Institute of Evolutionary Biology and Environmental Studies, University of Zurich, Zurich, Switzerland.
Department of Mathematical Sciences, Norwegian University of Science and Technology (NTNU), Trondheim, Norway.
J Anim Ecol. 2020 Jan;89(1):80-92. doi: 10.1111/1365-2656.13087. Epub 2019 Sep 9.
Popular frameworks for studying habitat selection include resource-selection functions (RSFs) and step-selection functions (SSFs), estimated using logistic and conditional logistic regression, respectively. Both frameworks compare environmental covariates associated with locations animals visit with environmental covariates at a set of locations assumed available to the animals. Conceptually, slopes that vary by individual, that is, random coefficient models, could be used to accommodate inter-individual heterogeneity with either approach. While fitting such models for RSFs is possible with standard software for generalized linear mixed-effects models (GLMMs), straightforward and efficient one-step procedures for fitting SSFs with random coefficients are currently lacking. To close this gap, we take advantage of the fact that the conditional logistic regression model (i.e. the SSF) is likelihood-equivalent to a Poisson model with stratum-specific fixed intercepts. By interpreting the intercepts as a random effect with a large (fixed) variance, inference for random-slope models becomes feasible with standard Bayesian techniques, or with frequentist methods that allow one to fix the variance of a random effect. We compare this approach to other commonly applied alternatives, including models without random slopes and mixed conditional regression models fit using a two-step algorithm. Using data from mountain goats (Oreamnos americanus) and Eurasian otters (Lutra lutra), we illustrate that our models lead to valid and feasible inference. In addition, we conduct a simulation study to compare different estimation approaches for SSFs and to demonstrate the importance of including individual-specific slopes when estimating individual- and population-level habitat-selection parameters. By providing coded examples using integrated nested Laplace approximations (INLA) and Template Model Builder (TMB) for Bayesian and frequentist analysis via the R packages R-INLA and glmmTMB, we hope to make efficient estimation of RSFs and SSFs with random effects accessible to anyone in the field. SSFs with individual-specific coefficients are particularly attractive since they can provide insights into movement and habitat-selection processes at fine-spatial and temporal scales, but these models had previously been very challenging to fit.

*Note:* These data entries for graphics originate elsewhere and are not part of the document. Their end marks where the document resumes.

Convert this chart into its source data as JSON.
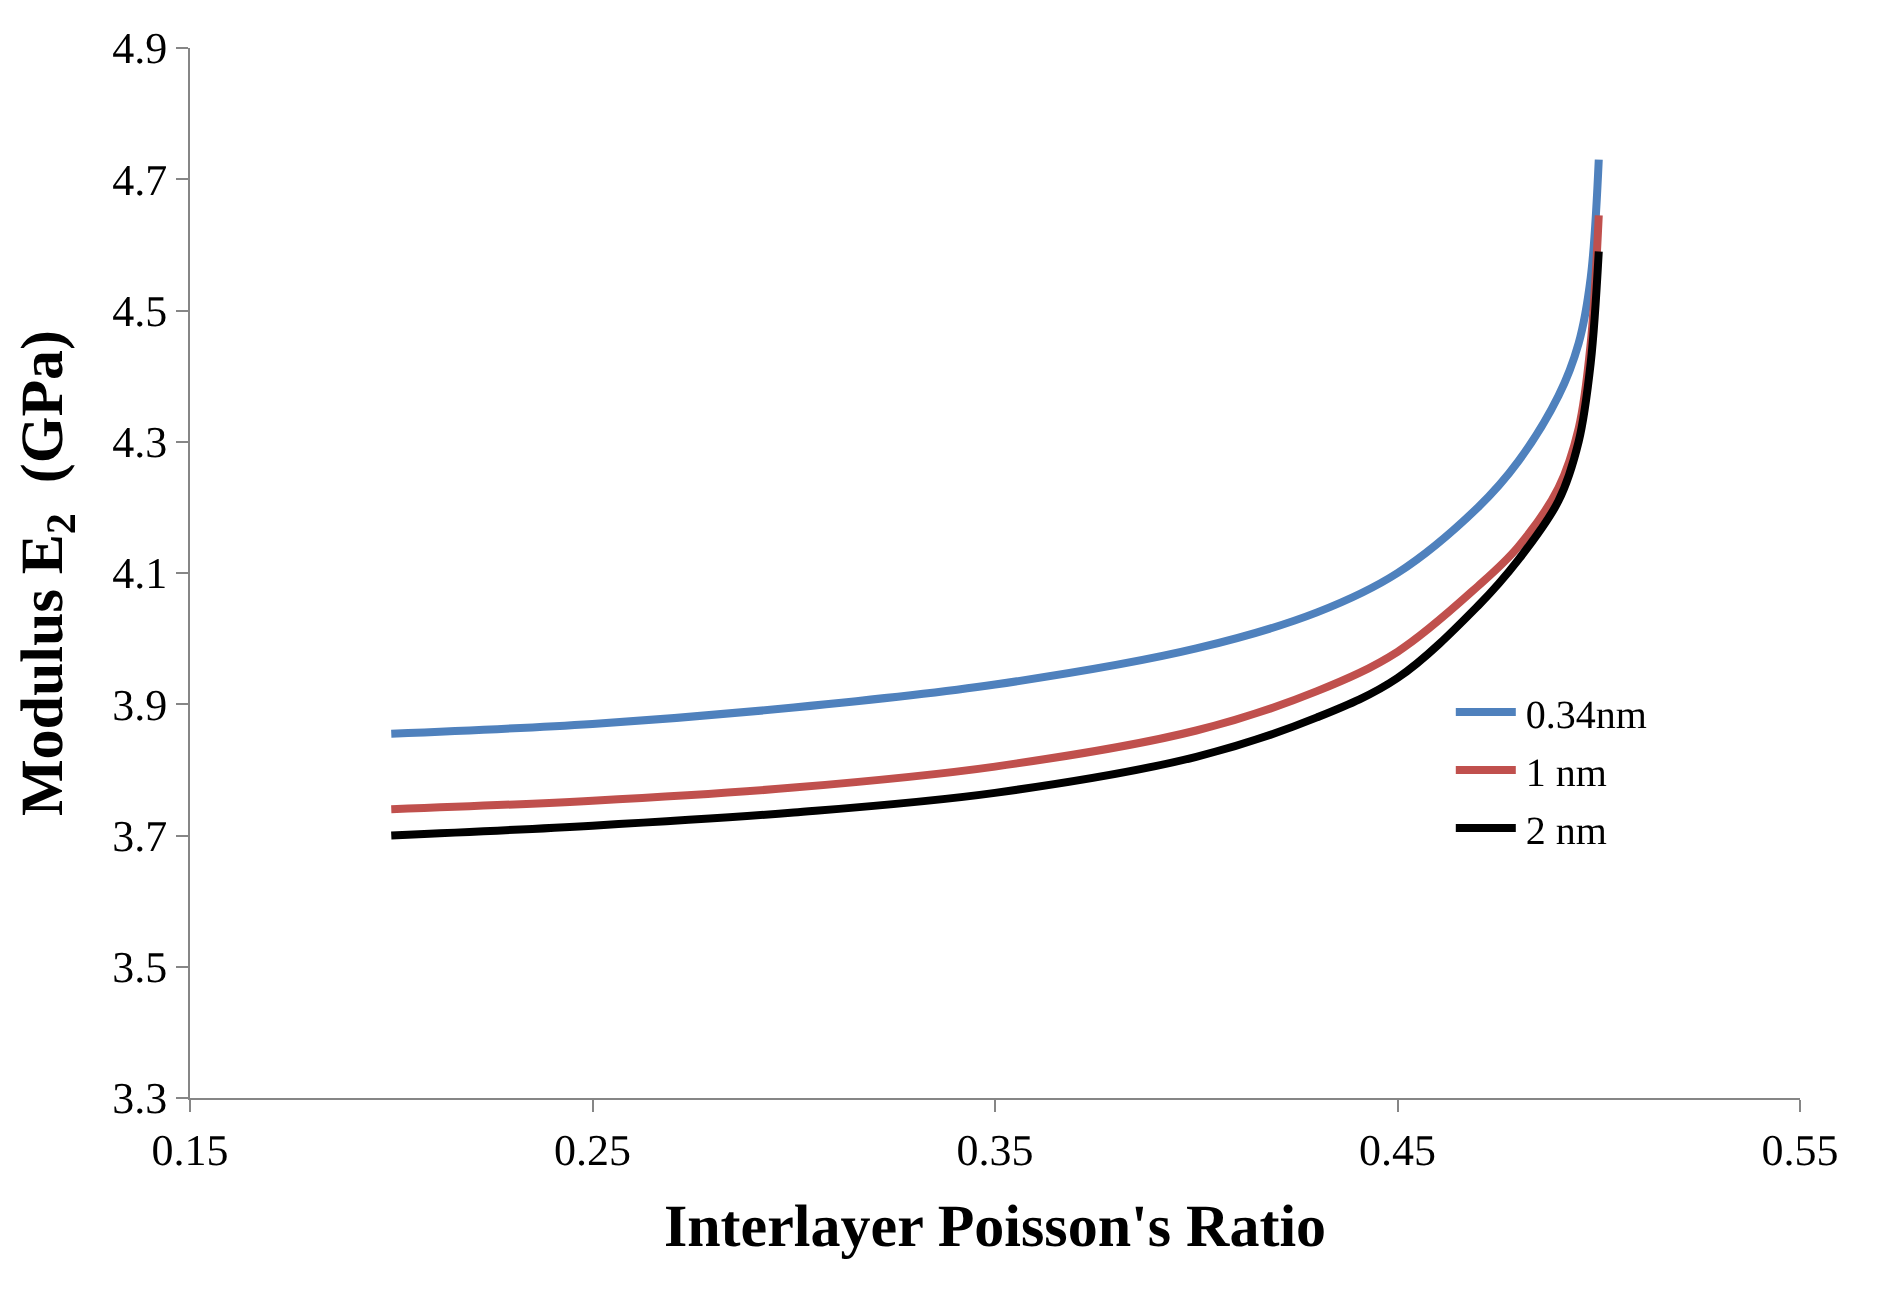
{
  "chart_data": {
    "type": "line",
    "xlabel": "Interlayer Poisson's Ratio",
    "ylabel": "Modulus E$_{2}$  (GPa)",
    "xlim": [
      0.15,
      0.55
    ],
    "xticks": [
      {
        "value": 0.15,
        "label": "0.15"
      },
      {
        "value": 0.25,
        "label": "0.25"
      },
      {
        "value": 0.35,
        "label": "0.35"
      },
      {
        "value": 0.45,
        "label": "0.45"
      },
      {
        "value": 0.55,
        "label": "0.55"
      }
    ],
    "ylim": [
      3.3,
      4.9
    ],
    "yticks": [
      {
        "value": 3.3,
        "label": "3.3"
      },
      {
        "value": 3.5,
        "label": "3.5"
      },
      {
        "value": 3.7,
        "label": "3.7"
      },
      {
        "value": 3.9,
        "label": "3.9"
      },
      {
        "value": 4.1,
        "label": "4.1"
      },
      {
        "value": 4.3,
        "label": "4.3"
      },
      {
        "value": 4.5,
        "label": "4.5"
      },
      {
        "value": 4.7,
        "label": "4.7"
      },
      {
        "value": 4.9,
        "label": "4.9"
      }
    ],
    "x": [
      0.2,
      0.25,
      0.3,
      0.35,
      0.4,
      0.43,
      0.45,
      0.47,
      0.48,
      0.49,
      0.495,
      0.498,
      0.5
    ],
    "series": [
      {
        "name": "0.34nm",
        "color": "#4f81bd",
        "values": [
          3.855,
          3.87,
          3.895,
          3.93,
          3.985,
          4.04,
          4.1,
          4.2,
          4.27,
          4.37,
          4.45,
          4.55,
          4.73
        ]
      },
      {
        "name": "1 nm",
        "color": "#c0504d",
        "values": [
          3.74,
          3.753,
          3.773,
          3.805,
          3.86,
          3.92,
          3.98,
          4.08,
          4.14,
          4.23,
          4.32,
          4.45,
          4.645
        ]
      },
      {
        "name": "2 nm",
        "color": "#000000",
        "values": [
          3.7,
          3.715,
          3.735,
          3.765,
          3.82,
          3.88,
          3.94,
          4.05,
          4.12,
          4.21,
          4.3,
          4.42,
          4.59
        ]
      }
    ],
    "legend": "right",
    "grid": false,
    "marker": "none",
    "line_style": "solid"
  }
}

用于研究栖息地选择的流行框架包括资源选择函数(RSF)和步长选择函数(SSF),它们分别使用逻辑回归和条件逻辑回归进行估计。这两种框架都比较了与动物访问位置相关的环境协变量与动物假定可用的一组位置的环境协变量。从概念上讲,可以使用个体斜率变化的随机系数模型(即随机系数模型)来适应两种方法的个体间异质性。虽然使用广义线性混合效应模型(GLMM)的标准软件可以为 RSF 拟合此类模型,但目前缺乏用于拟合具有随机系数的 SSF 的简单高效的一步程序。为了弥补这一差距,我们利用条件逻辑回归模型(即 SSF)与具有特定层固定截距的泊松模型具有似然等效的事实。通过将截距解释为具有较大(固定)方差的随机效应,使用标准贝叶斯技术或允许固定随机效应方差的频率方法,使随机斜率模型的推断成为可行。我们将这种方法与其他常用的替代方法进行了比较,包括没有随机斜率的模型和使用两步算法拟合的混合条件回归模型。我们使用来自山羊(Oreamnos americanus)和欧亚水獭(Lutra lutra)的数据来说明我们的模型可以得出有效且可行的推论。此外,我们进行了一项模拟研究,以比较 SSF 的不同估计方法,并演示在估计个体和种群水平的栖息地选择参数时包含个体特定斜率的重要性。通过使用集成嵌套 Laplace 逼近(INLA)和模板模型构建器(TMB)为通过 R 包 R-INLA 和 glmmTMB 进行贝叶斯和频率分析提供编码示例,我们希望使具有随机效应的 RSF 和 SSF 的有效估计能够为该领域的任何人所使用。具有个体特定系数的 SSF 特别有吸引力,因为它们可以提供有关在精细时空尺度上的运动和栖息地选择过程的见解,但这些模型以前非常难以拟合。